The Play-Test Applet doesn't offer an opportunity to specify a maxPromote parameter different from 1. In western Chess variants it is very rare that there is more than one promoting piece, and in the cases I knew the promotion rules for the non-Pawns are then often special. (E.g. more Shogi-like, where there is a fixed promoted form.) The Play-Test Applet has no provision for defining Shogi-type promotions (which would be controlled by the diagram parameters maxPromote and and promoOffset, rather than promoChoice.)

Such mixed promotion rules are not really supported by the Diagram proper; the Diagram can be augmented with a user-defined JavaScript function WeirdPromotion to handle such cases. This is what I used for Chess and a Half: as far as the Diagram is concerned only Pawns promote, and it enforces the promoChoice setting on those. Promotion of the other pieces is handled by having WeirdPromotion recognize when they should promote, and return the promoted version in that case. I also use that for implementing 'contageon' in Maka Dai Dai Shogi.

It is always a hard call what to include in an interface to keep it user-friendly; I don't want to deter prospective users with an enormous list of options they would almost never need.

I have been thinking for how the need for using a custom WeirdPromotion script could be reduced. I could for instance introduce a parameter contageon that would decare a list of pieces that should be treated as contageous, and by default make royal pieces immune to that. (Or also introduce a parameter immune.) And I could make mixed promotions standard by having the Diagram obey the promoChoice parameter for the first piece (presumably Pawn) even when promoOffset is non-zero, if the promoChoice is non-empty or different from a single +.


Greg Strong wrote on Sat, Aug 1, 2020 07:24 PM UTC:

I'm not sure I understand.
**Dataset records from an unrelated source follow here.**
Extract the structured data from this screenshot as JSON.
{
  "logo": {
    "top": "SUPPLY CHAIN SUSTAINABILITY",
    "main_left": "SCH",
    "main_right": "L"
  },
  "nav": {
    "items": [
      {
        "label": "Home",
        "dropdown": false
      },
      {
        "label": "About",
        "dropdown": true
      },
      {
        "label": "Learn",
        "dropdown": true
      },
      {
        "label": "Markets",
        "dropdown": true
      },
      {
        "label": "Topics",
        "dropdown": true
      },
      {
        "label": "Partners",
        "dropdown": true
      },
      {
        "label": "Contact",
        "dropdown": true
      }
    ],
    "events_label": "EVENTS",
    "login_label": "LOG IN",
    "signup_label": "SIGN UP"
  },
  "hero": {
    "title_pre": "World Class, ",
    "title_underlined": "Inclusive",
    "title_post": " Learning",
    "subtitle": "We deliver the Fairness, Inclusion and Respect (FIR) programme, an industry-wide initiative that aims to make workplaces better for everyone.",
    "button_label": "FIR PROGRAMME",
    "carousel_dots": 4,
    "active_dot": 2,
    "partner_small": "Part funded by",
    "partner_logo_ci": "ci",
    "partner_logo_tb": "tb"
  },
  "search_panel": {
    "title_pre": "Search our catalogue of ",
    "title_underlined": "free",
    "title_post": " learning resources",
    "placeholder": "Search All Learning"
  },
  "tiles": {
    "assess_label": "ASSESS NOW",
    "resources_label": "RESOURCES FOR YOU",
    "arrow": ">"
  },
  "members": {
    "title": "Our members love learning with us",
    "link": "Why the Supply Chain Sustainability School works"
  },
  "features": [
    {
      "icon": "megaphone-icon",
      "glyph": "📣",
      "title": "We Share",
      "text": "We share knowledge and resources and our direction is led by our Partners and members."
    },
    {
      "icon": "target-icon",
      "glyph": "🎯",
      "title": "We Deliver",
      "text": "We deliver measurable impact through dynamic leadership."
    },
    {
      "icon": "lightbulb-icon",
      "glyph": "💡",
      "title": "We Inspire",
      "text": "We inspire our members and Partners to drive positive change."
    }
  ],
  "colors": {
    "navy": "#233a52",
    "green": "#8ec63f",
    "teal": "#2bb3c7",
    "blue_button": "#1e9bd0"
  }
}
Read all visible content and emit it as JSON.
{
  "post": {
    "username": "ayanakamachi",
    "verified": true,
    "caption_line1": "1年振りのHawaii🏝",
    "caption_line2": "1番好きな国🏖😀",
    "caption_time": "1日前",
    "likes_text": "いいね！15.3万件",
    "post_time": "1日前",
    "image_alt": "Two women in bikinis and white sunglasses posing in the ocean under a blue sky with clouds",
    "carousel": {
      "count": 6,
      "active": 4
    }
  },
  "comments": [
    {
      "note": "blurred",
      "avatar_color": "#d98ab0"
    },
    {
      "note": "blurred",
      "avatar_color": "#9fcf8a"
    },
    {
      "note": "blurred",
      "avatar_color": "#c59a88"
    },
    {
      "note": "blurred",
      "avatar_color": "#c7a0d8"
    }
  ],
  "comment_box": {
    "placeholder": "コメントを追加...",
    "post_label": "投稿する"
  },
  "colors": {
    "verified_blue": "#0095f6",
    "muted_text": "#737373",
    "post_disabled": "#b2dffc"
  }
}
You seem to be saying that it will work and it will not. Do you mean the interactive diagram will work but the AI will not?


💡📝H. G. Muller wrote on Sat, Aug 1, 2020 09:04 PM UTC:

I am saying that the Diagram (including the AI) will work, but that the Play-Test Applet currently cannot be used to completely generate the necessary Diagram description through its 'Show HTML' button. Because there is no way to make it add the necessary setting maxPromote=2. But you can add that line by editing the HTML code it does produce afterwards. Or you could also generate the Diagram description through the Design Wizard; this does allow you to specify a value for maxPromote. And it also allows you to control the order in which the pieces are specified.